The last president, Jovenel Moïse, was assassinated in 2021. Although arrests have been made, so far, his murderers have not been brought to account. The country has slid into chaos with gangs, drug-runners, money-launderers and kidnappers running rife.

Efforts are, at last, being made to find a way out of this mess.

My history

My wife and I, just married, spent a large part of the 1970s in Haiti. I had completed my theological studies at Cambridge and now, under the discipline of the Methodist Church, found myself heading for the Caribbean.
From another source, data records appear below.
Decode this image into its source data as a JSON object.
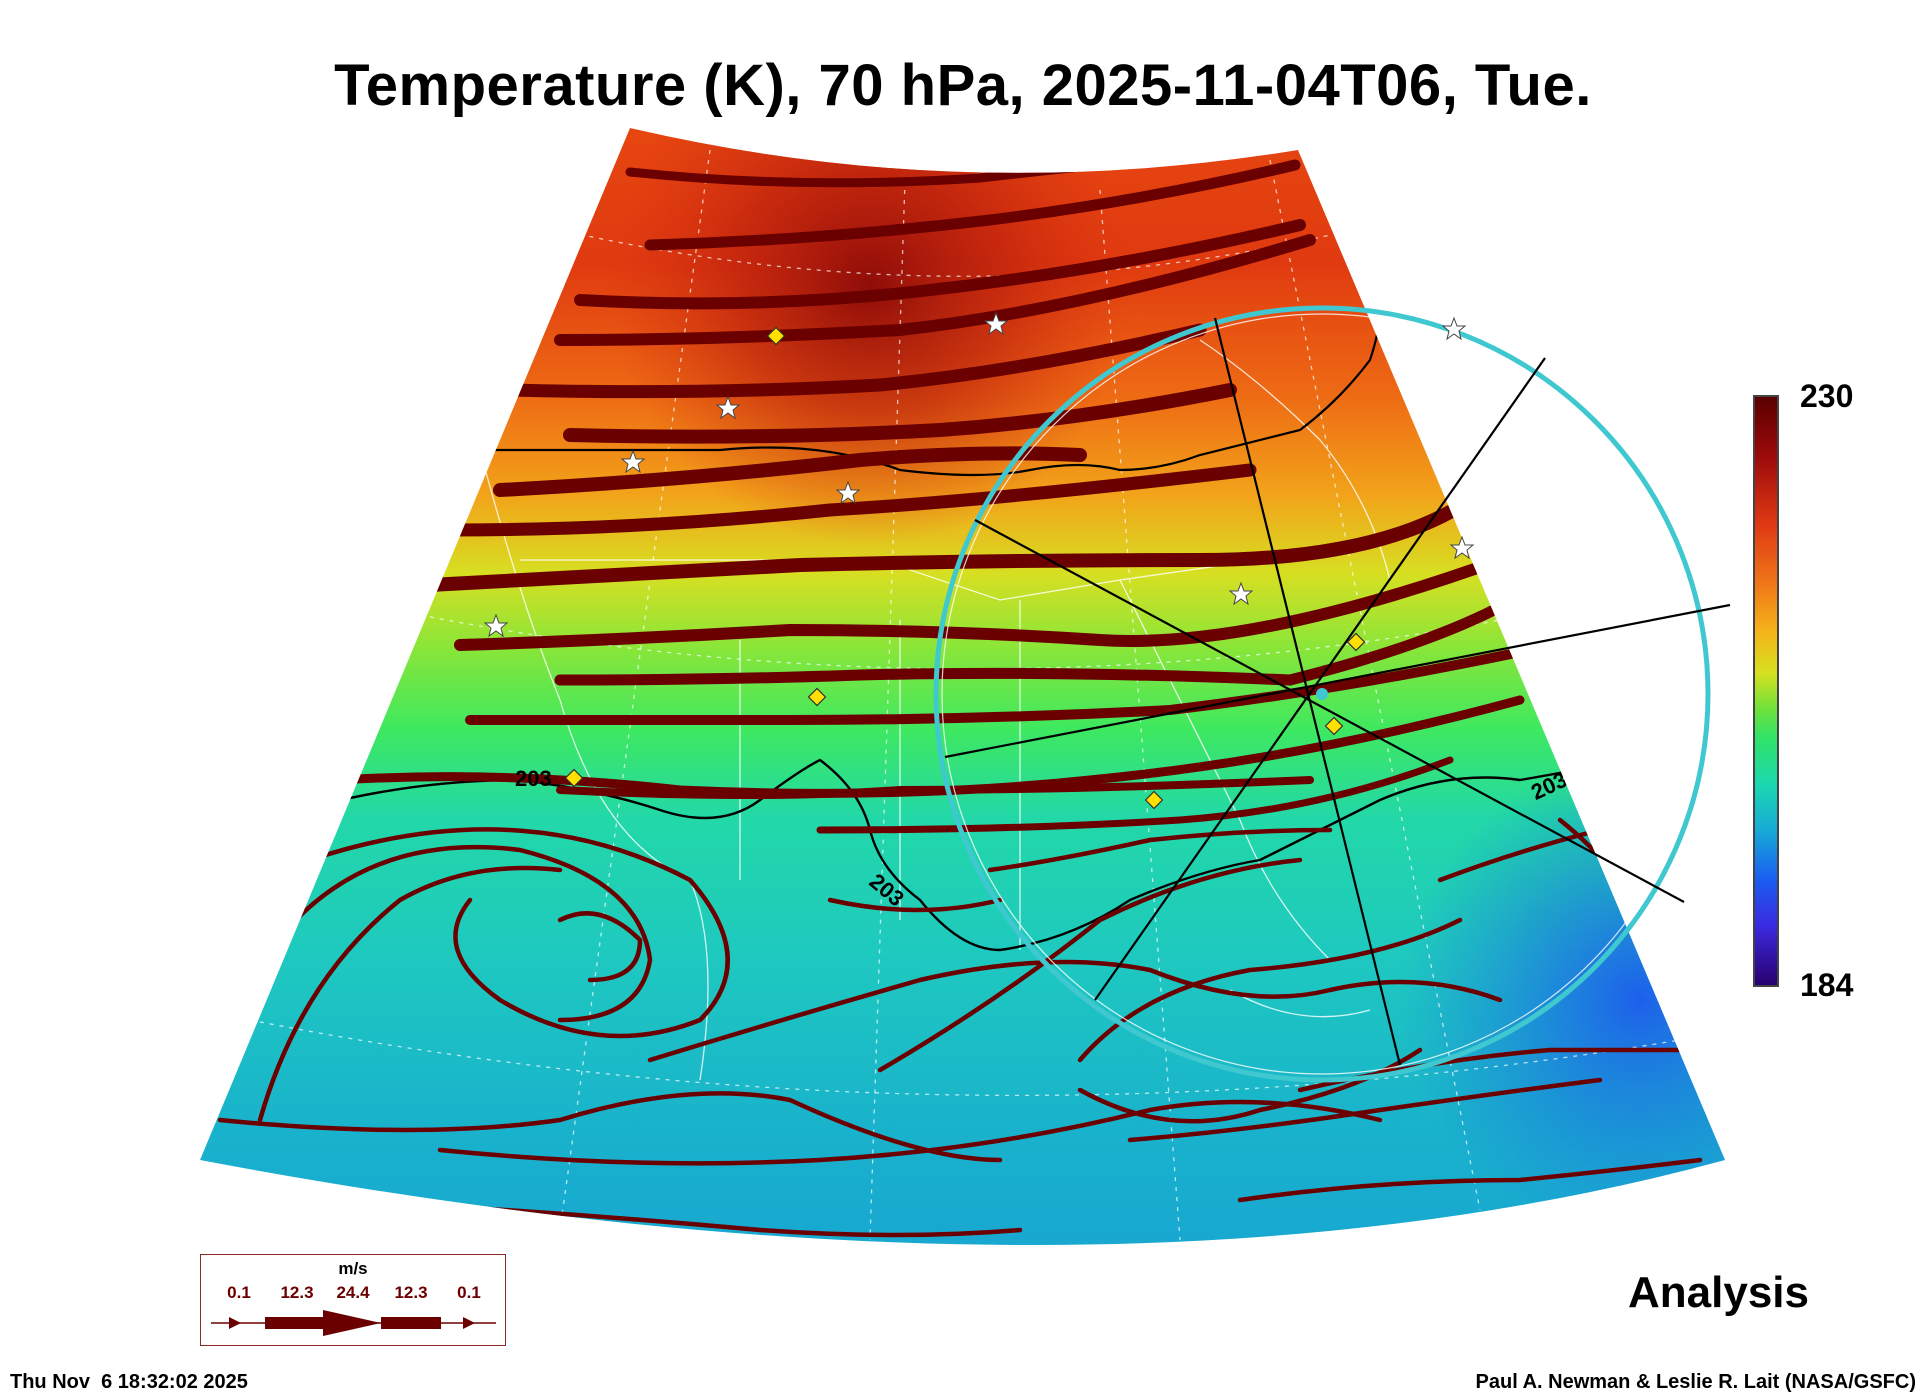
{
  "title": "Temperature (K), 70 hPa, 2025-11-04T06, Tue.",
  "colorbar": {
    "max_label": "230",
    "min_label": "184"
  },
  "contour_labels": [
    "203",
    "203",
    "203"
  ],
  "panel_label": "Analysis",
  "timestamp": "Thu Nov  6 18:32:02 2025",
  "credit": "Paul A. Newman & Leslie R. Lait (NASA/GSFC)",
  "wind_legend": {
    "unit": "m/s",
    "ticks": [
      "0.1",
      "12.3",
      "24.4",
      "12.3",
      "0.1"
    ]
  },
  "colors": {
    "streamline": "#6b0000",
    "contour": "#000000",
    "range_ring": "#3fc8d0",
    "station_marker": "#ffe000"
  }
}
I was ordained there and our two boys were born there – in a Haitian hospital under Haitian medical care.

I travelled the length and breadth of the island – by four wheel drive vehicles, on foot, by boat, astride a mule, on a bicycle, by bus. I learnt both of Haiti’s languages fluently and began to see Haiti through the eyes of its peasant majority rather than, more conventionally, through its political class.

I preached the gospel, visited the sick, organised micro-finance programmes, trained teachers, formed candidates for our ministry, served as assistant headteacher of our high school, ran a healthcare project, sank wells, developed networks with overseas supporters and stood up to officials. Always, I sought to develop Haitian leadership.

It infuriates me that the world shows no interest in Haiti’s wellbeing

Later I completed a doctorate and wrote a biography of Jean-Bertrand Aristide, the Roman Catholic priest who became the republic’s first democratically elected president.

Haiti has been grafted onto my heart. I’ve visited regularly and done what I can to promote interest in its cause. It infuriates me that the outside world continues to show no interest in its wellbeing and contents itself with the half-truths, fantasies and downright lies which have shaped Haiti’s reputation.

A call to arms

Many non-governmental organisations have decided that Haiti is too difficult a place to work in. Others, such as Oxfam, have been guilty of widespread abuse. Outsiders seek to impose solutions on Haiti rather than develop its institutions, build leadership or help with needs identified by Haitians themselves.

I remain a firm believer in Haiti. The faith of Haitians - their only freely available resource - has seen them through one crisis after another. They certainly need to dig deep at the moment. And they deserve the support of people around the world, and especially the Christian community.

As for me, I shall never be able to thank them enough for all they’ve given me. I shall speak up for them until my dying day.